Michal Nehoda

Personal information
- Date of birth: 14 November 1976 (age 48)
- Place of birth: Prague, Czechoslovakia
- Height: 1.81 m (5 ft 11 in)
- Position(s): Forward

Senior career*
- Years: Team / Apps / (Gls)
- 1994–1995: SKP Union Cheb / 3 / (0)
- 1995–1996: FK Viktoria Žižkov / 24 / (2)
- 1997–1999: FC Petra Drnovice / 61 / (9)
- 1999–2000: SK České Budějovice / 6 / (1)
- 2000–2001: FC Marila Příbram / 23 / (0)
- 2001: Ethnikos Achna FC / 11 / (3)
- 2002–2004: FC Tescoma Zlín / 34 / (6)
- 2004–2006: SK Hanácká Slavia Kroměříž / 25 / (3)

International career
- 1996–1997: Czech Republic U21 / 6 / (3)

= Michal Nehoda =

Czech soccer player (born 1976)

Michal Nehoda (born 14 November 1976) is a retired Czech football forward.
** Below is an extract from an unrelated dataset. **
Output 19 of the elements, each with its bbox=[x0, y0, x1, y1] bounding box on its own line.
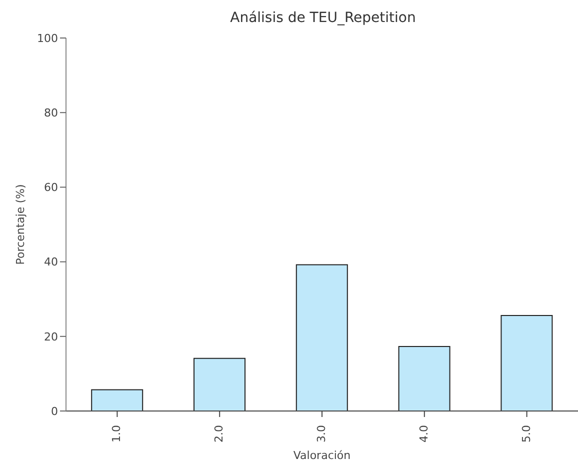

He played in the Gambrinus liga for numerous clubs, making over 100 league appearances in total. He played football in Cyprus for Ethnikos Achna before returning to the Czech Republic to play for Zlín in 2002.

Nehoda played international football at under-21 level for Czech Republic U21.